C’est l’heure silencieuse où plus d’un être humain rêve qu’il voit apparaître des
femmes enchaînées, traînant leurs linceuls, couverts de taches de sang, comme un ciel noir, d’étoiles.

Lautréamont, Chants de Maldoror

Au pli de la nuit la plus morte, quatre heures, trois heures (la nuit recule à chaque nuit), ma montre s’arrête. Le matin, elle ne bouge plus ; il y a trois jours, je l’ai cru définitivement arrêtée, mais dans la journée, elle s’est remise à battre au poignet. Désormais, au lever, je remets les pendules à la bonne heure, l’avance des quelques heures qu’elle n’a pas su enjamber, et jusqu’à la nuit elle va ainsi, aussi régulier que mon propre sang tant que je suis éveillé. Dès que je m’endors elle s’arrête.

Dans le creux noir, personne pour voir que chaque minute dure aussi longtemps que dans la journée la plus vécue, sous la chaleur en fer blanc de quinze heures.

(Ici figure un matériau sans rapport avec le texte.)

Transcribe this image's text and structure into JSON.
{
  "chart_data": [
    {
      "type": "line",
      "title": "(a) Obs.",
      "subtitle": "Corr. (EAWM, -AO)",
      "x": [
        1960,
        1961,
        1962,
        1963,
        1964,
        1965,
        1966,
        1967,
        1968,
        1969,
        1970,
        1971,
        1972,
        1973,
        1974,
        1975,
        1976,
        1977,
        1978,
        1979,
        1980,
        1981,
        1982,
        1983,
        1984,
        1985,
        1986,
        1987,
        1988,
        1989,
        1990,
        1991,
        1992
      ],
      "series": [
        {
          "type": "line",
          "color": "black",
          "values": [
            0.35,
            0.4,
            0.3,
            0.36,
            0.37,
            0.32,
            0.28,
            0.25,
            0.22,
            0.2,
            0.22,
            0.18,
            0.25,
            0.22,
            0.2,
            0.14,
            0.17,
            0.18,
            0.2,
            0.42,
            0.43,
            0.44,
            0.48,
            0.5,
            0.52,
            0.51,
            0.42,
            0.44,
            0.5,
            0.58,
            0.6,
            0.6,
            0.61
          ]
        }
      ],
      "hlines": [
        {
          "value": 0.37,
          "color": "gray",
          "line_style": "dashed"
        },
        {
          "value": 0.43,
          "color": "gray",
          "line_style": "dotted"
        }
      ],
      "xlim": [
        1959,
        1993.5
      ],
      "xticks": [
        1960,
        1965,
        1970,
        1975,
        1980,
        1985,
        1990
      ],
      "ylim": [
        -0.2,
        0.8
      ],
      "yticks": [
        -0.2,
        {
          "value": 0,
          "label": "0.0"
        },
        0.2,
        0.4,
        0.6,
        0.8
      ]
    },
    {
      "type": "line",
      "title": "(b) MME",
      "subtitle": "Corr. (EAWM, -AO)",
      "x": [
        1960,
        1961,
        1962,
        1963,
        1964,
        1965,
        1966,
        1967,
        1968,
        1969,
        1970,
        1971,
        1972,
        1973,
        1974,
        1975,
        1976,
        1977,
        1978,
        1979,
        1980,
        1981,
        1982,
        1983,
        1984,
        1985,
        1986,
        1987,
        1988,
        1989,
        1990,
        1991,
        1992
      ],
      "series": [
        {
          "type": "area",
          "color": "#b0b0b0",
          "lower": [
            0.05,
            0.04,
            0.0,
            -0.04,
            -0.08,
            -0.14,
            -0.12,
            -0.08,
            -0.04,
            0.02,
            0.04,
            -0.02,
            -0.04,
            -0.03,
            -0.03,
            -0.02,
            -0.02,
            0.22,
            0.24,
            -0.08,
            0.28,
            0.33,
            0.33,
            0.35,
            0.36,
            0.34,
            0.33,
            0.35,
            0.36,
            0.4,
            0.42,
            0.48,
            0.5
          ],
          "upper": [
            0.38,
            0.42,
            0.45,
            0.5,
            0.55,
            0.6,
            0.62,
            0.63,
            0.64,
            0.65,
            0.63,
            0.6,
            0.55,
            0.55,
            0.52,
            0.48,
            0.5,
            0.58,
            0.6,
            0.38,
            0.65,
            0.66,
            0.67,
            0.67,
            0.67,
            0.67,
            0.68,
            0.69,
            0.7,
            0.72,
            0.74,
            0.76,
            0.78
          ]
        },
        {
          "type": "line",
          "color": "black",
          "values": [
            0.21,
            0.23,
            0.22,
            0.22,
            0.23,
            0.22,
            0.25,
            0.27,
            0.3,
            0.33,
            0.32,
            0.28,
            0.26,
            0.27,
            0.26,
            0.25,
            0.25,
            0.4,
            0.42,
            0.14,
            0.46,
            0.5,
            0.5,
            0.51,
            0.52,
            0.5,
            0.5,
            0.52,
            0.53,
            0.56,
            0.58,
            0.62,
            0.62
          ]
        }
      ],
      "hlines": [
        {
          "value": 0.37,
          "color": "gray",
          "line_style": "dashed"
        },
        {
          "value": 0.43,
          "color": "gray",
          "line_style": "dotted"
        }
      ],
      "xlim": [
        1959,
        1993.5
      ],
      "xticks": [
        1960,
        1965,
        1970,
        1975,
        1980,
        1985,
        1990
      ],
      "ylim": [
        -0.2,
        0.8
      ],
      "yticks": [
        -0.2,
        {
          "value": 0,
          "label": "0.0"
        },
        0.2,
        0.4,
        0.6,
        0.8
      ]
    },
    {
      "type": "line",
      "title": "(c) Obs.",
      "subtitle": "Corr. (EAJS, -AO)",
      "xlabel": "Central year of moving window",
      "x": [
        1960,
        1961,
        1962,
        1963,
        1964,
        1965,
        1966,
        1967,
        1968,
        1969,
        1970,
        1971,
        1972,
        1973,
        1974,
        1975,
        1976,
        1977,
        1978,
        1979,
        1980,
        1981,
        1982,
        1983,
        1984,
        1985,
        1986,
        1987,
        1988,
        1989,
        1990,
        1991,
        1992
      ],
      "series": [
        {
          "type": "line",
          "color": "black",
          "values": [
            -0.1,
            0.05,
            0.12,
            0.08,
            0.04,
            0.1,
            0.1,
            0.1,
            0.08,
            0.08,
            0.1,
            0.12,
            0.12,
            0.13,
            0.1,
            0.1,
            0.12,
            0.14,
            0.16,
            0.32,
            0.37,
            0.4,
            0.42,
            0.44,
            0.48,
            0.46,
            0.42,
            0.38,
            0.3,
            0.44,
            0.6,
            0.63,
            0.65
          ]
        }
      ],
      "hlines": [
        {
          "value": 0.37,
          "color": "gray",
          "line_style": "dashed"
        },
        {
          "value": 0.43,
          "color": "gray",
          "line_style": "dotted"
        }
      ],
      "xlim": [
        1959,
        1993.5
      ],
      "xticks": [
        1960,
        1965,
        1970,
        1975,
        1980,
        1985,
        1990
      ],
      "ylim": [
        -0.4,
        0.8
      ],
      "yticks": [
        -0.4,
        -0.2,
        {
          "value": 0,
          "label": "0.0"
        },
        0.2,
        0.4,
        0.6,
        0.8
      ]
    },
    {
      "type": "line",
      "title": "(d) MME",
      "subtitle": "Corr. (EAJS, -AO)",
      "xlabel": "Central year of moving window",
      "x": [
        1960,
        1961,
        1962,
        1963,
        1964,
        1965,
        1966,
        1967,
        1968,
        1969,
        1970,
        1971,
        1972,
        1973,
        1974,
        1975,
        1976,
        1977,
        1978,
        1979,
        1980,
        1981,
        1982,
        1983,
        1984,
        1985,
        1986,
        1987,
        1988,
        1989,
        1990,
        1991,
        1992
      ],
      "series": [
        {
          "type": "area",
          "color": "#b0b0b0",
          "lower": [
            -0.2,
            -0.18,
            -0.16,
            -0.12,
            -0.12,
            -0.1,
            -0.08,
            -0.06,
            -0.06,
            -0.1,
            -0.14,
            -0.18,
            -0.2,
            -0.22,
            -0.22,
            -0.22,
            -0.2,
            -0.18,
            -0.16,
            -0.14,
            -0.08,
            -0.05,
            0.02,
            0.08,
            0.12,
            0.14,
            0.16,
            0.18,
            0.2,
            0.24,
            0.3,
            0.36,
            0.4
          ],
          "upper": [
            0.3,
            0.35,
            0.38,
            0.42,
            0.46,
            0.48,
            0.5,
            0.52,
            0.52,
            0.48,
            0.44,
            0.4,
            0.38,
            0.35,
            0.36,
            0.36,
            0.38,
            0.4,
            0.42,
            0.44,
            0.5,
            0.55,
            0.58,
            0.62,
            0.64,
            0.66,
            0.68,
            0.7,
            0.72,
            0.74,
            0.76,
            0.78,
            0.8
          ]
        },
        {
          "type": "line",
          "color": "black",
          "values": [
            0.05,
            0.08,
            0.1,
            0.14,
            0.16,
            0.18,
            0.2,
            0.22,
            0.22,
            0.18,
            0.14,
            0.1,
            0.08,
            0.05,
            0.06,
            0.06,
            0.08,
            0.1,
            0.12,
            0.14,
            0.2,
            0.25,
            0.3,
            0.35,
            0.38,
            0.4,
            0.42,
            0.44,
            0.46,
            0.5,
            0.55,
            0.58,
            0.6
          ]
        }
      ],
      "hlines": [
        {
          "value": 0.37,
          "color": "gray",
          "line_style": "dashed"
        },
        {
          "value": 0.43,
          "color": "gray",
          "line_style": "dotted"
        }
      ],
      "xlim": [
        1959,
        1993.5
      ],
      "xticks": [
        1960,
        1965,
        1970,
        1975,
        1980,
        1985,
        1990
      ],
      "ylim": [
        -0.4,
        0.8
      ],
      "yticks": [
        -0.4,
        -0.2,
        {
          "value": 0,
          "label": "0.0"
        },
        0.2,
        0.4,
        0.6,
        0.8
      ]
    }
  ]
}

Sur quoi s’avance le temps, dans le temps mort des cris des chiens, des chauves-souris ? On les voit par dizaines au-dessus de la maison tourner — pour entraîner avec elles le mouvement du globe sans doute.

Du corps à corps — au lit fermé à double-tour comme une porte de cave dans les maisons de maître —, lèvre saignée sur les morsures qu’on s’infligerait de n’avoir pas su les taire, douleurs des chairs apposées l’une sur l’autre cherchant, dans le désir traversé, une sortie de soi digne d’en finir avec le présent : à la seconde où la montre s’arrête, au jet de sang près la secousse intérieure, cessent toutes possibilité de rémission (de la chair) : sur la lande qui pourrit l’automne déjà là, des chiens chassent toute la nuit le temps comme on le tue en plein soleil.